Endothelin and the renal microcirculation

Abstract

Endothelin (ET) is one of the most potent renal vasoconstrictors. Endothelin plays an essential role in the regulation of renal blood flow, glomerular filtration, sodium and water transport, and acid-base balance. ET-1, ET-2, and ET-3 are the three distinct endothelin isoforms comprising the endothelin family. ET-1 is the major physiologically relevant peptide and exerts its biological activity through two G-protein-coupled receptors: ET(A) and ET(B). Both ET(A) and ET(B) are expressed by the renal vasculature. Although ET(A) are expressed mainly by vascular smooth muscle cells, ET(B) are expressed by both renal endothelial and vascular smooth muscle cells. Activation of the endothelin system, or overexpression of downstream endothelin signaling pathways, has been implicated in several pathophysiological conditions including hypertension, acute kidney injury, diabetic nephropathy, and immune nephritis. In this review, we focus on the effects of endothelin on the renal microvasculature, and update recent findings on endothelin in the regulation of renal hemodynamics.

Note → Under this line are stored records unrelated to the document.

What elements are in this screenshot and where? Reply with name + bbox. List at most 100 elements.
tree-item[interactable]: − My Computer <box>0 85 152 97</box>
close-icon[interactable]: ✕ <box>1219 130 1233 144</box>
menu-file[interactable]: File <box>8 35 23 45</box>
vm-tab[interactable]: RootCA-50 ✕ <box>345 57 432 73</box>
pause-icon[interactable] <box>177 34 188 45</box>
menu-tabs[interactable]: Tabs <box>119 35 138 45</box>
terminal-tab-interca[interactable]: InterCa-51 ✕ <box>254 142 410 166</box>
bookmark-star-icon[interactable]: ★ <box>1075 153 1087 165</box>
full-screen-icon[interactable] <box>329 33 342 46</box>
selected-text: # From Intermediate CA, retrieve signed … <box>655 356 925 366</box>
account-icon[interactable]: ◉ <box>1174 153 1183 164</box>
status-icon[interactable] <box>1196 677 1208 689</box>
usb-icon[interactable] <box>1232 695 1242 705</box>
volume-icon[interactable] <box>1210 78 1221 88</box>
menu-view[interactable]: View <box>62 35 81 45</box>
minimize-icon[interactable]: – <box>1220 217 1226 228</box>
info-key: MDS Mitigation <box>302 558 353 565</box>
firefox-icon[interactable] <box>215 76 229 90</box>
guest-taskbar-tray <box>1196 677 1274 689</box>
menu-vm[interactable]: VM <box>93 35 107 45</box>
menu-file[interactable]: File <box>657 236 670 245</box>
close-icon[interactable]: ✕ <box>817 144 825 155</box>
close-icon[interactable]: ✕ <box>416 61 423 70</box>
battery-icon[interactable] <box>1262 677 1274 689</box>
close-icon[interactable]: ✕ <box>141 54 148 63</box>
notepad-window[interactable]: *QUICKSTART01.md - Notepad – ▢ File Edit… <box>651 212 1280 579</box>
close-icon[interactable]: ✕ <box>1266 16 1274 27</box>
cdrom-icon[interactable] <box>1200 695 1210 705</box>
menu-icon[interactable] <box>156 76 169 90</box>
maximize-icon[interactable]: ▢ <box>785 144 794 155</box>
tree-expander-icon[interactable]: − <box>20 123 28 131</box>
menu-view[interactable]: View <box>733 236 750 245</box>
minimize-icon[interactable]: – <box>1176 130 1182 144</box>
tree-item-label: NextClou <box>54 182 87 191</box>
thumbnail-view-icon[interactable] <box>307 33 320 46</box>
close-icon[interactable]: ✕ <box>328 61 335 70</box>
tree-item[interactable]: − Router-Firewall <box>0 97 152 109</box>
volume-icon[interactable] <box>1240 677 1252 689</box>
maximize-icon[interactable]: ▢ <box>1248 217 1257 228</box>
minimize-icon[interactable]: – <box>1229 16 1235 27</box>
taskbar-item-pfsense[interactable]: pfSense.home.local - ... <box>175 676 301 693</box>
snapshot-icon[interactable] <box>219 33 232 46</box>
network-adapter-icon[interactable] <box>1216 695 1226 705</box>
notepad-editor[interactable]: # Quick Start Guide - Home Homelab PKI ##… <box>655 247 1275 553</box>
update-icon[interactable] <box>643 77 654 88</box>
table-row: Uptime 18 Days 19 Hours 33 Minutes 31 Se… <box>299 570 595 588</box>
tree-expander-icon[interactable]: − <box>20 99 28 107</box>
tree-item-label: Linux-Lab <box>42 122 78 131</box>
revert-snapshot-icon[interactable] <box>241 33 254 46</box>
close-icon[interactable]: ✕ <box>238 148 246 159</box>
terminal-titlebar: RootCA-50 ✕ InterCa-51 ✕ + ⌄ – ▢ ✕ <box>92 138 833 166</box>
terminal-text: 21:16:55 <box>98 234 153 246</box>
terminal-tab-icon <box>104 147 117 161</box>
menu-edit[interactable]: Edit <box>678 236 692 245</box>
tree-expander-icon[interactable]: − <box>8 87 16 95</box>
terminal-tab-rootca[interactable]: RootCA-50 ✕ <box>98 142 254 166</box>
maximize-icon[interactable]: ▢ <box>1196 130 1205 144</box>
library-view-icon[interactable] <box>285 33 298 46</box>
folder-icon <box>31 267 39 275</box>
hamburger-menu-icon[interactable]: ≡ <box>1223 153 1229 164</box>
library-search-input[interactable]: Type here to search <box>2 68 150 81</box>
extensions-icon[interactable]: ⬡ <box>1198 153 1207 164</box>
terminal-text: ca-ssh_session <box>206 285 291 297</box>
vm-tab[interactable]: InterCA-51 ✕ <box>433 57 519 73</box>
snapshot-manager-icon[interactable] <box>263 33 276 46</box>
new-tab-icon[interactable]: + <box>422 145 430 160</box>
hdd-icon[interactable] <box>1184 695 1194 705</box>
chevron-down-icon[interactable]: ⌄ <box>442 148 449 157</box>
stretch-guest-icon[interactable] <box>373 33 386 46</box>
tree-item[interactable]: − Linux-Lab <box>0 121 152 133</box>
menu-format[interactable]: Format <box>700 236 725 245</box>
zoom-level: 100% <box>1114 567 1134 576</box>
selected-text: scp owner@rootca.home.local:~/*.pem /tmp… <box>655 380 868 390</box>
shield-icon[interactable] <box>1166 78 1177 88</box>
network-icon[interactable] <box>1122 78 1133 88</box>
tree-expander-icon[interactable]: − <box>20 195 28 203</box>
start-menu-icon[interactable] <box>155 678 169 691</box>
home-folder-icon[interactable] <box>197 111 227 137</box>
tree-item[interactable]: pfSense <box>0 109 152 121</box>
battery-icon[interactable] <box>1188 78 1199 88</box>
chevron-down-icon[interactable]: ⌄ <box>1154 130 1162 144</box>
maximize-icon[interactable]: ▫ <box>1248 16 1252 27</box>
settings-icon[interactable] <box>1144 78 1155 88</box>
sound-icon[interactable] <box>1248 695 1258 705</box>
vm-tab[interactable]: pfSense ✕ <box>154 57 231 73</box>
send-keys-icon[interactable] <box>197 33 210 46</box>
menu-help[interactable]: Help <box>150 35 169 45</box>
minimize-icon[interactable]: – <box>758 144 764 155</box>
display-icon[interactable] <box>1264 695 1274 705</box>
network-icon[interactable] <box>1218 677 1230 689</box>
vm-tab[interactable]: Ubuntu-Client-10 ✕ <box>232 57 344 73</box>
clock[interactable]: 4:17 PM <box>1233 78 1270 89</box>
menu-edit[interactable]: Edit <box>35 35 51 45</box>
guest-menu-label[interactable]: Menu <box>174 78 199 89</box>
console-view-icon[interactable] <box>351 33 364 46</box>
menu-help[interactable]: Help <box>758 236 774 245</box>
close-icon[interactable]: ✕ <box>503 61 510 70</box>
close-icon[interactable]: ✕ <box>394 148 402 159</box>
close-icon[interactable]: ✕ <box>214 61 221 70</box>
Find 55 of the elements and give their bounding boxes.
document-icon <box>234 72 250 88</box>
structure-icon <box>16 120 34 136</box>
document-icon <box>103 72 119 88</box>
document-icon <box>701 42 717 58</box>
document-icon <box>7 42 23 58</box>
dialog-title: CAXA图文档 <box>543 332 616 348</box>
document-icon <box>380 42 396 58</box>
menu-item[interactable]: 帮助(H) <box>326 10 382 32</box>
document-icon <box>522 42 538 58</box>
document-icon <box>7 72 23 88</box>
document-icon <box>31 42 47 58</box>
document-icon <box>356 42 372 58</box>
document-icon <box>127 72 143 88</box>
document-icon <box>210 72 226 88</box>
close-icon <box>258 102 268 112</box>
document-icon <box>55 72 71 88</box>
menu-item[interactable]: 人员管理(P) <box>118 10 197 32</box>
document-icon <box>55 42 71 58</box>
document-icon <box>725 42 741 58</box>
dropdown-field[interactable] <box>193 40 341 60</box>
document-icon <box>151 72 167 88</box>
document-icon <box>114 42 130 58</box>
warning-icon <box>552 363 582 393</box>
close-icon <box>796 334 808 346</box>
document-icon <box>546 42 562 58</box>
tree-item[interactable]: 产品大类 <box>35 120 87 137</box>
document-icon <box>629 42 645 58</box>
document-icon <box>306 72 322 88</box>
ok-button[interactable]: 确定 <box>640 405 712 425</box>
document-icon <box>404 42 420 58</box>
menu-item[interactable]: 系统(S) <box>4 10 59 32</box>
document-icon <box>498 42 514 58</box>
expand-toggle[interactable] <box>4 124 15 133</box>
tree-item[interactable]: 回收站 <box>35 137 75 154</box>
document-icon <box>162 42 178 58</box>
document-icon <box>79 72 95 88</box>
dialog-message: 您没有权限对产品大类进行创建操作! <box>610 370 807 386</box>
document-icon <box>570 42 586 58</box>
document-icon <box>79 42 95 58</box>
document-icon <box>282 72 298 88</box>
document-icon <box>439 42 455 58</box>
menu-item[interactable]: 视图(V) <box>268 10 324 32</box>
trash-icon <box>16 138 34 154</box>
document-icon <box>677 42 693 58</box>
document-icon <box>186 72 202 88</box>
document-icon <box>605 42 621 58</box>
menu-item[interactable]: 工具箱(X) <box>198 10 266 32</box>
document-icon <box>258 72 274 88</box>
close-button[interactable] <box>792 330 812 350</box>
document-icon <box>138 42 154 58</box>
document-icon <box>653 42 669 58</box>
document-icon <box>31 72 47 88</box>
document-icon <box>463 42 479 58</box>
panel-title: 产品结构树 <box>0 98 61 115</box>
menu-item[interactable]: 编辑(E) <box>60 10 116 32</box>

Keywords: Kidney; afferent arteriole; autoregulation; efferent arteriole; glomerular filtration.

Figure 1

Renal microvascular responses to endothelins Kidneys were superfused with increasing concentrations of ET-1, ET-2 or ET-3 from 10⁻¹² to 10⁻⁸ M (5 minutes at each concentration) using the in vitro blood-perfused juxtamedullary nephron preparation while perfusion pressure was maintained at 100 mmHg. Afferent arteriolar responses (A) and efferent arteriolar responses (B) were measured at 12-second intervals and calculated from the average of all measurements obtained during the final 2 minutes of each 5-minute period. Data are expressed as the percent of control diameter. Values are mean ± SEM. *P<0.05 vs. control diameter in same group. Figure is modified from.

Figure 2

Comparison of effect of ET-1 with other common vasoconstrictors on afferent and efferent arteriolar reactivity in the rat juxtamedullary nephron preparation A: the vasoconstriction of afferent arterioles to ET-1 (square symbols) is greater than the vasoconstriction induced by other GPCR agonists, angiotensin II (Ang II),^, arginine vasopressin (AVP), norepinephrine (NE), sphingosine-1-phosphate (S1P), and ATP. B: the vasoconstriction of efferent arterioles to ET-1 (square symbols) is also greater than the vasoconstriction evoked by Ang II, AVP, and NE while efferent arterioles did not show any detectable responses to S1P and ATP. All of the studies were conducted using the rat juxtamedullary nephron preparation.

Figure 3

Possible intracellular signaling pathways for ET in the renal microvasculature ET-1 is produced from big ET-1 catabolized by the ET-converting enzyme (ECE) expressed in endothelial cells. The majority of ET-1 is released towards the basolateral side of the endothelium. ET-1 acts in a paracrine/autocrine manner to influence endothelial or vascular smooth muscle cell function via activation of ET_A and ET_B receptors. Activation of ET_A receptors in vascular smooth muscle cells increases cytosolic calcium concentration ([Ca²⁺]_i) by activating voltage-gated calcium channels (VOC), mobilization of Ca²⁺ from the sarcoplasmic reticulum (SR) by activating phospholipase-C (PLC), diacylglycerol (DAG) and inositol triphosphate (IP3) as well as cyclic adenine diphosphate ribose (cADPR) cyclase/ ryanodine receptor (RyR) pathways. Activation of endothelial ET_B receptors releases nitric oxide (NO) and prostaglandins (PGs) leading to vasodilation. Activation of ET_B receptors in vascular smooth muscle cells mediates vasoconstriction through undefined intracellular mechanisms (dashed arrow). PKC, protein kinase-C; CaM, calmodulin; MLCK, myosin light chain kinase; MLCK; +, stimulate; -, inhibit.

Figure 4

Effect of ETs on cytosolic Ca²⁺ concentration in single rat preglomerular microvascular smooth muscle cells Typical cytosolic Ca²⁺ concentration ([Ca²⁺]_i) recordings obtained from single smooth muscle cells isolated from rat preglomerular microvessels in response to 100 nmol/L ET-1, ET-2, and ET-3 are depicted in panels A, B, and C, respectively. The black bar indicates the period of ET peptide administration. The time between two major ticks in X axis represents 100 second intervals. Figure is modified from.